After Bahia I rode to San Alepo. It is one of three tiny fishing villages on a long stretch of beach on the Pacific. The malecon is paved and dusty roads run back from it into the scrub where there are old wooden houses and blue painted fishing boats. The wind blows and the waves crash onto the beach and the dust blows through the village.
The mornings were cloudy and cool and I would walk down the malecon towards the centro, to the fisherman’s monument, where there was a little store, and at one of the cleaner restaurants I would eat a desayuno of scrambled eggs, bread, freshly squeezed juice and powdered coffee in hot milk.
Each morning while I was eating there was a midget who would come down the malecon singing. He had a beautiful tenor and wore a bowler hat and rocked from side to side on account of the deformity of his legs, singing songs of lost love. Most mornings he noticed me in the empty restaurant and he would stop and stare at me as if he was seeing me for the first time and I was the odd one. I stared back at him and the midget continued to sing as he stared at me.

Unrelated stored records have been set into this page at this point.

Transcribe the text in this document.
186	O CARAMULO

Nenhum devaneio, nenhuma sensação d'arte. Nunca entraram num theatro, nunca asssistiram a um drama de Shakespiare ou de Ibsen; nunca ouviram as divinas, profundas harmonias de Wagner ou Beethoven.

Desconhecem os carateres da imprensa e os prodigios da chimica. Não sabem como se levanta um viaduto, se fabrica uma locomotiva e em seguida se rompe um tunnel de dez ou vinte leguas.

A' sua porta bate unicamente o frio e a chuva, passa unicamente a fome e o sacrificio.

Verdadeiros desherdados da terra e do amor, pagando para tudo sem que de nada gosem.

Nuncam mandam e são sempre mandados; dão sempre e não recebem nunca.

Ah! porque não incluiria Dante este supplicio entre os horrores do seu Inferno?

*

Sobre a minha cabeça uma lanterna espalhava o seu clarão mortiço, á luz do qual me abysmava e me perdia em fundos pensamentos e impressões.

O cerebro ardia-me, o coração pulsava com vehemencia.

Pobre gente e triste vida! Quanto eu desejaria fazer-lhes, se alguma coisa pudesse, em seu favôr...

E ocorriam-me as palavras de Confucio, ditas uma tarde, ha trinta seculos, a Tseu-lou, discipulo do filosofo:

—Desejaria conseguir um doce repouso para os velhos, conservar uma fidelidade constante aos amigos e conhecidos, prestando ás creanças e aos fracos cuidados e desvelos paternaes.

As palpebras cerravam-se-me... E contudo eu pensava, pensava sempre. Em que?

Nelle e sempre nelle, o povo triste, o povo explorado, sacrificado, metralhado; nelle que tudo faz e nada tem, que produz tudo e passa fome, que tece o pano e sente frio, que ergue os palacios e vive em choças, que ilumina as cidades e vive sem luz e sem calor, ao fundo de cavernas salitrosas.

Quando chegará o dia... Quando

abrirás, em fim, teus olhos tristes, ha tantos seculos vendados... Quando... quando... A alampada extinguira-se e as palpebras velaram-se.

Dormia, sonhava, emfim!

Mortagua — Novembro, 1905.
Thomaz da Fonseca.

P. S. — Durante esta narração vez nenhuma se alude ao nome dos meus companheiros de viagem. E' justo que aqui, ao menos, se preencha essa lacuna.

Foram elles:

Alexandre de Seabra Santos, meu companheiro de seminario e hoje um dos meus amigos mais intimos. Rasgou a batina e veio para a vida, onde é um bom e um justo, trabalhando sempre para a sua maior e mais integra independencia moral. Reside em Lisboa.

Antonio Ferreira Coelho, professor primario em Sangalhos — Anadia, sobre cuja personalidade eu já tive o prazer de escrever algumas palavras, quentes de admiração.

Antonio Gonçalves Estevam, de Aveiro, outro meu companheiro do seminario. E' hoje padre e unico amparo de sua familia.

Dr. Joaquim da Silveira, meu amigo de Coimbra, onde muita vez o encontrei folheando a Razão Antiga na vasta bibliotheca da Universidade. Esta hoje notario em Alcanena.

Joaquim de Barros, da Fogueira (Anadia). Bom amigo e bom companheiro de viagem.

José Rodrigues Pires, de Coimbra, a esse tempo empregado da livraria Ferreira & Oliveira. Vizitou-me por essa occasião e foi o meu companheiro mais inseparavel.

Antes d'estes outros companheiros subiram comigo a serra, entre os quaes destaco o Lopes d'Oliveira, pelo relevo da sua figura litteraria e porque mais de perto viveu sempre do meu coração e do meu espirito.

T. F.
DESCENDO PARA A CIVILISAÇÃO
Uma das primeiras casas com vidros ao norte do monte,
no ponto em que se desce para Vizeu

When I finished breakfast I take a seat on the rocks above the beach and watch the fisherman bringing in the nets. A number of men pulled the rope nets in slowly towards the sand and pelicans gathered along the net line in the water looking for fish. Frigate birds circled above and when the net reached the shore the fisherman shook out the small fish that had collected in it and the black, long-winged frigate birds dove and swooped, catching the little fish out of the air or off the sand.
It was enjoyable to watch the frigate birds and their agility in the air and sometimes one got a hold of a long fish he couldn’t swallow quickly and the other birds would give chase in the air, trying to get the long fish from his beak. One would steal it away and then another would steal it from him and then another lost it in the air and the silver fish would drop towards the sea only to be picked out of the air by another bird. It was like watching a dog fight between fighter planes and I sat watching until all the nets were brought in and rolled up.
If I was lucky when I was walking back to the hostal I would catch the pickup truck with fresh fruit coming up the malecon. I would wave the old man down and buy some fresh bananas and apples and maybe some tomatoes if he had them. If you didn’t catch the fruit truck there wasn’t anywhere else to get it in the town.
Back in my room I would do some writing before returning to the beach to workout, performing my calisthenic routine in the sand. During the week the beaches were entirely empty except for old Raul, who was known as “Gato,” and his wife. They were from Cuenca and would wave to me while I worked out and Gato would come over to talk with me when I finished. Then I would swim for awhile, diving into the big surf that broke in the wind and riding waves back in to the shore. Then I would return to my room and clean up for lunch.
I took my lunches at the restaurant of the Hotel San Jacinto. It was a luxury hotel and large and meals were more expensive there but of better quality and the daily lunch menu was more varied. The owner was from Mallorca in Spain and the girls who worked as waitresses were friendly and when I finished eating I could sit for hours, unbothered, over a coffee writing. Sometimes I stayed so long I ordered the dinner menu called the merienda, but usually I returned to my room for a siesta before heading back out again to another restaurant near my hostal which served a fine shrimp ceviche. It was good in San Alepo, but after awhile even the good things aren’t as good as they once were. And so when I tired of San Alepo I left for Crucita, the next coastal town South.